Потом, когда Иван Груда ушел, вынул из сундука лучшее сукно, офицерское, и проводил по сукну мелом черты с такой важностью, с какой патриарх Иаков определял двенадцать колен израилевых. Когда был скроен френч, сказал жене:
— Ой, Ревекка, он — как дикий осел. Руки его на всех, и руки всех на него. Ой, Ревекка, скажет комиссар: «Это жена портного». Придут люди, запечатают мастерскую и убьют портного. Скажи же ему, что ты не жена мне, а дочь. Иди, бог сохранит тебя в безопасности.
Оставшись один, Авраам долго сидел перед книгой заказов и смотрел на открытую сегодня страницу. За этим, первым, придут другие, такие же, как он, и покроет их Авраам одеждой, как покрыл тех, чьи имена вычеркнуты давно из книги.
Исполнилось так, как думал Авраам. В книге заказов уже третья страница заполнилась именами новых людей, и кожа, складками повисшая на лице Авраама, снова натянулась, как в те времена, когда он был молод. Мясо вросло между кожей и костью, и быстрая кровь оживила тело и душу.

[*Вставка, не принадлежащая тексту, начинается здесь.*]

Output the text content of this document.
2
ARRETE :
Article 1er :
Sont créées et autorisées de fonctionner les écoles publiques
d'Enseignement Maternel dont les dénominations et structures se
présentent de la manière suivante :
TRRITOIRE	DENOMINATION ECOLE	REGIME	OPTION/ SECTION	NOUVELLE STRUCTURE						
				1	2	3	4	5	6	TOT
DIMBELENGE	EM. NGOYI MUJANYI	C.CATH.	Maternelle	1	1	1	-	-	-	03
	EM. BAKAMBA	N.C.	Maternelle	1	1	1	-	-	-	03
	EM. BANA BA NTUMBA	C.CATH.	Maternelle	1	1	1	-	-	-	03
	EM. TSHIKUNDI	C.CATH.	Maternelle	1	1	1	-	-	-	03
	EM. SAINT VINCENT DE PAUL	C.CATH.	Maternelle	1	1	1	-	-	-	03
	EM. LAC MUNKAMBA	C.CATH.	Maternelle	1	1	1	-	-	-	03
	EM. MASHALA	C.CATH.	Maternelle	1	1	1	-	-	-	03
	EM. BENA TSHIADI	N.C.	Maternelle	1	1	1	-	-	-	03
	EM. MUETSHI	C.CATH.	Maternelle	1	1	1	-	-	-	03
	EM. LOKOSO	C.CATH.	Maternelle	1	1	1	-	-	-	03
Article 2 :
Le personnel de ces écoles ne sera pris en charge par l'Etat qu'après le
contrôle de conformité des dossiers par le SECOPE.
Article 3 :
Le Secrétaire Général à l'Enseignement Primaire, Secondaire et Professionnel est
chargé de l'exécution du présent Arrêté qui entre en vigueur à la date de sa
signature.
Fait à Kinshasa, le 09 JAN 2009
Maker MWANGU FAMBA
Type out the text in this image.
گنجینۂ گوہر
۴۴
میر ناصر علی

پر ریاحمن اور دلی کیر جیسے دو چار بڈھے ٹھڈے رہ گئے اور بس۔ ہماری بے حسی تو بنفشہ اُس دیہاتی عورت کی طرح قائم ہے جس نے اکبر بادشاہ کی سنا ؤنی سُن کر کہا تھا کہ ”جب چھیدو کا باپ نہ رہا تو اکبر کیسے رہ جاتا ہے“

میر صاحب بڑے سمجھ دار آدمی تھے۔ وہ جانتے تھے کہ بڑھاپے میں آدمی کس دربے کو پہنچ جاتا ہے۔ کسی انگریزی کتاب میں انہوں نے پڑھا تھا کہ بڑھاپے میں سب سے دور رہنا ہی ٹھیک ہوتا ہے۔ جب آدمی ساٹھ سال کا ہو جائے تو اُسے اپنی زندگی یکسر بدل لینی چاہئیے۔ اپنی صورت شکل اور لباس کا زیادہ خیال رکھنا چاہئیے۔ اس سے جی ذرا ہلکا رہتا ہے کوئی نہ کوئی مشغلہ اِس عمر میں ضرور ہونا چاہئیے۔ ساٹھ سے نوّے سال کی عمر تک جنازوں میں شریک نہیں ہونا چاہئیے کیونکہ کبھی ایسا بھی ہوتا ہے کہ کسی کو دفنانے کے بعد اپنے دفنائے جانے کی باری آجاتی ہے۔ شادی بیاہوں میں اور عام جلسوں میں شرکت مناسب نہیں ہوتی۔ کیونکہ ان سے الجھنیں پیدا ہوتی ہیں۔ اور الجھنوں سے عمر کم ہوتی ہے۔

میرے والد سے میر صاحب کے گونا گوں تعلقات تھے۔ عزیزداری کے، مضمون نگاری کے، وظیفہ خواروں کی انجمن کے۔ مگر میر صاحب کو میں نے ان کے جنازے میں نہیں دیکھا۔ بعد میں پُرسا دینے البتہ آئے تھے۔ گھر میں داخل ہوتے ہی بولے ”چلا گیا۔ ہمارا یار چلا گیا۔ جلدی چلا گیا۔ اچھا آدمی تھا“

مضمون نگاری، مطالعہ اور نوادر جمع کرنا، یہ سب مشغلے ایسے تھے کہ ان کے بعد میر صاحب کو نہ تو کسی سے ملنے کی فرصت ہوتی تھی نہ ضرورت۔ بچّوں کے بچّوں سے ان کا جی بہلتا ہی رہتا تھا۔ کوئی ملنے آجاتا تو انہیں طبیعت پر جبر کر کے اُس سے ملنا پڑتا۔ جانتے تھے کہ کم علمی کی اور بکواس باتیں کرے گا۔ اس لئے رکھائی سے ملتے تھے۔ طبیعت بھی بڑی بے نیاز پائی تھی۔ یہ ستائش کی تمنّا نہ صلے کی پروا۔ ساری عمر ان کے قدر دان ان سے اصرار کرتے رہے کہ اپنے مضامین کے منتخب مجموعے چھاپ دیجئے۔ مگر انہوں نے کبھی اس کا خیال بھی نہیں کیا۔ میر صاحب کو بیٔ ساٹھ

А в комнате Ивана Груды, в конце темного коридора, многое можно увидеть в замочную скважину. Можно увидеть, как человек бродит, поглядывая на толстые серебряные часы с толстой серебряной цепочкой; глядит в окно, выгибаясь так, что видны только зеленые обмотки и крепкие рыжие ботинки; потом снова бродит по комнате и вдруг врастает в пол, застыв, как обросшая желто-зеленым мхом глыба. В этот момент нужно отскочить от двери и быстро спрятаться к себе в комнату, потому что человек услышал звонок и сейчас глыба сдвинется с места, загрохочет по коридору и второпях стукнется о комод. Потом, когда прошуршит за дверью, как и в прошлые разы, платье и затихнут голоса — грубый мужской и певучий женский, — нужно еще постоять не шелохнувшись минуту, не больше, тихо-тихо отворить дверь, чтобы не скрипнула, и тихо-тихо, носками упираясь в пол и качаясь на растопыренных из осторожности ногах, балансируя руками, не дыша, пробраться в конец коридора и, изогнувшись, прижать к холодной двери лицо. Тело тут, в темном коридоре, а черный глаз бегает по комнате, как таракан, обшаривает женщину.